Boycotts, she said, are a “serious tool companies understand and to which they respond. They are a way for customers and the church to say we care that food is not only fast but fair and respects the human rights of the workers.”

The Taco Bell boycott is to remain in effect “until such time as Taco Bell:

–convenes serious three-way talks between the Coalition of Immokalee Workers, representatives of Taco Bell, and their tomato supplies to address exploitation and slavery in the fields;

–contributes to an immediate increase in farm worker wages through an increase in the per pound rate it pays for tomatoes, and

–works with the CIW, tomato industry representatives and tomato suppliers to establish a code of conduct that would ensure workers’ fundamental labor rights by defining strict wage and working condition standards required of all Taco Bell suppliers.”

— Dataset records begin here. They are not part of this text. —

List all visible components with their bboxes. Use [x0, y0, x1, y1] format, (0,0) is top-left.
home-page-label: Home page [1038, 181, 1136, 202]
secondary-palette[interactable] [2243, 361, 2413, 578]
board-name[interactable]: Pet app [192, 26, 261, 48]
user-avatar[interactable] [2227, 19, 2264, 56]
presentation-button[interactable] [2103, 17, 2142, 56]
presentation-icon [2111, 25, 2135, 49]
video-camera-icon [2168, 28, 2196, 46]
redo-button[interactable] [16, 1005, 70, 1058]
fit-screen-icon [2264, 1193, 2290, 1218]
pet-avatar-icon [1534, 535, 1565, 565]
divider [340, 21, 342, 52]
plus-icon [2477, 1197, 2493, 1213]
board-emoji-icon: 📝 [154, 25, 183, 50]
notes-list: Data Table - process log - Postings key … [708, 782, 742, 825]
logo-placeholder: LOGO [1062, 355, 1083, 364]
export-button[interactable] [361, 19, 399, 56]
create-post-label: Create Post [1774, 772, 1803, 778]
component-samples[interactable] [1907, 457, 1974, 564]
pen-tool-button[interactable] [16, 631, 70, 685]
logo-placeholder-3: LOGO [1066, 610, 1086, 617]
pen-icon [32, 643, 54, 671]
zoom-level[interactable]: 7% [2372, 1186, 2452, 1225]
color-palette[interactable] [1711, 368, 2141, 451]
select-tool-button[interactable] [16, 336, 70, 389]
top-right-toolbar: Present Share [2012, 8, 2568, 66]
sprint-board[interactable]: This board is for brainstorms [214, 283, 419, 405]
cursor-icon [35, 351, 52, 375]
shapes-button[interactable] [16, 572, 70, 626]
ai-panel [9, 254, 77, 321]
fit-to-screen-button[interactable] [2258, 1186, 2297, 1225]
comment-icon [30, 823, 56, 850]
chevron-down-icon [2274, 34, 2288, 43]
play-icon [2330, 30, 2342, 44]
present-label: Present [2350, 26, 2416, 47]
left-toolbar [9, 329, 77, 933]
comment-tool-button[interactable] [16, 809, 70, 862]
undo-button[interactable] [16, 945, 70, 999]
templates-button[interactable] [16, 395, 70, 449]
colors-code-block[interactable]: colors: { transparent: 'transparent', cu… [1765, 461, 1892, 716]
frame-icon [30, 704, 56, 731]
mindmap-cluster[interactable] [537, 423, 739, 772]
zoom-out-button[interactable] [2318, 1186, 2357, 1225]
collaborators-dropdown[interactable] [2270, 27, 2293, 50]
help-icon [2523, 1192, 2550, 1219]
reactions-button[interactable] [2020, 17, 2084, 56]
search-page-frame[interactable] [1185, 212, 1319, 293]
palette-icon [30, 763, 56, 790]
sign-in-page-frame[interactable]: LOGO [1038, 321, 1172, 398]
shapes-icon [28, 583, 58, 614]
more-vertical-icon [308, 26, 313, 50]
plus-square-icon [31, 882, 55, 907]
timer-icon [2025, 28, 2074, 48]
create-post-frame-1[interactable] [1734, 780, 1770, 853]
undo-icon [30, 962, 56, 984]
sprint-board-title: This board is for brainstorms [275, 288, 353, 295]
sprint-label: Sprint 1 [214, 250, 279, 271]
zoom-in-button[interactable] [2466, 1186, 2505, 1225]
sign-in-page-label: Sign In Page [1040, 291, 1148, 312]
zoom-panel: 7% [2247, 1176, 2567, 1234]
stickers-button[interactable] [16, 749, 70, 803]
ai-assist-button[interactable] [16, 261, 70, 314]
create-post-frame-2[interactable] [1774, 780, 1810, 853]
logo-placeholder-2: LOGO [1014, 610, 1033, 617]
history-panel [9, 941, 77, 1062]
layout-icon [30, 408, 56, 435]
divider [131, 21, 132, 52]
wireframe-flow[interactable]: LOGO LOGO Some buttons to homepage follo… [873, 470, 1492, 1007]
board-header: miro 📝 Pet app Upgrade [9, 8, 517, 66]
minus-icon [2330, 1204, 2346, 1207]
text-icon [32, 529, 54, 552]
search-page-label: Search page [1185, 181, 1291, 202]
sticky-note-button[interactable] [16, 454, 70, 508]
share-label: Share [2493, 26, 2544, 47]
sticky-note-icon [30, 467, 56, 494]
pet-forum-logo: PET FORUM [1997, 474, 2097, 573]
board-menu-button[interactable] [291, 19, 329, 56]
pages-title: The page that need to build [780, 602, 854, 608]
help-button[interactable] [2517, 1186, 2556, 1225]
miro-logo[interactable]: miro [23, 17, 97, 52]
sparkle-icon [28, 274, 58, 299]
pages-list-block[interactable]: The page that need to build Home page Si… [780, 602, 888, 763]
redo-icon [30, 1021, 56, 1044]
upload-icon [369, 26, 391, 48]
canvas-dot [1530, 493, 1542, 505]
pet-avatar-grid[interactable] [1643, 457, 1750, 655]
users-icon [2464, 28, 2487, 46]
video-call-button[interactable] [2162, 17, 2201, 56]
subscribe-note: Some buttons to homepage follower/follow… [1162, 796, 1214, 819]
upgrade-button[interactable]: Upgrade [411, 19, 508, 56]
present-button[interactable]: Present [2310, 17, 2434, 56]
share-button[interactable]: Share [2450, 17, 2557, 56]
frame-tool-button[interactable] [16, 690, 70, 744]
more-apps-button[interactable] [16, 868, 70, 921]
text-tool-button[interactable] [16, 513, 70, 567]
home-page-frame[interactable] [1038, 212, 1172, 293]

In March 1999, the Farm Labor Organizing Committee, a union representing farm workers, announced a consumer boycott of the products of Mt. Olive Pickle Company, based in Mt. Olive, N.C., the nation’s largest independent pickle producer and the nation’s second largest processor of pickles and pickle products.

According to FLOC, the consumer boycott was called following unsuccessful attempts to bring the management of Mt. Olive to the table to negotiate improved wages and working conditions for farm workers who produce the cucumbers processed by Mt. Olive. FLOC is seeking to negotiate a contract with the Mt. Olive Pickle Company on behalf of the workers.

The boycott has received the endorsement of more than 300 organizations, including two NCC member communions–the United Church of Christ and the Alliance of Baptists–along with the American Friends Service Committee and two organizations related to the NCC: Agricultural Missions, Inc., and the National Farm Worker Ministry.

The Assembly endorsed the Taco Bell Boycott unanimously, with five abstentions, and the Mt. Olive Pickle Boycott with two abstentions.

“We are a country that understands and respects capitalism and the free market,” said NCC General Secretary Bob Edgar after the votes. “But even good economic systems need to be improved. We must never build an economic system at the expense of the weak, at the expense of the poor, at the expense of those persons in our society who provide us the very food we eat and clothes we wear. The NCC will not be silent. The NCC will not rest until there is equity for the workers.”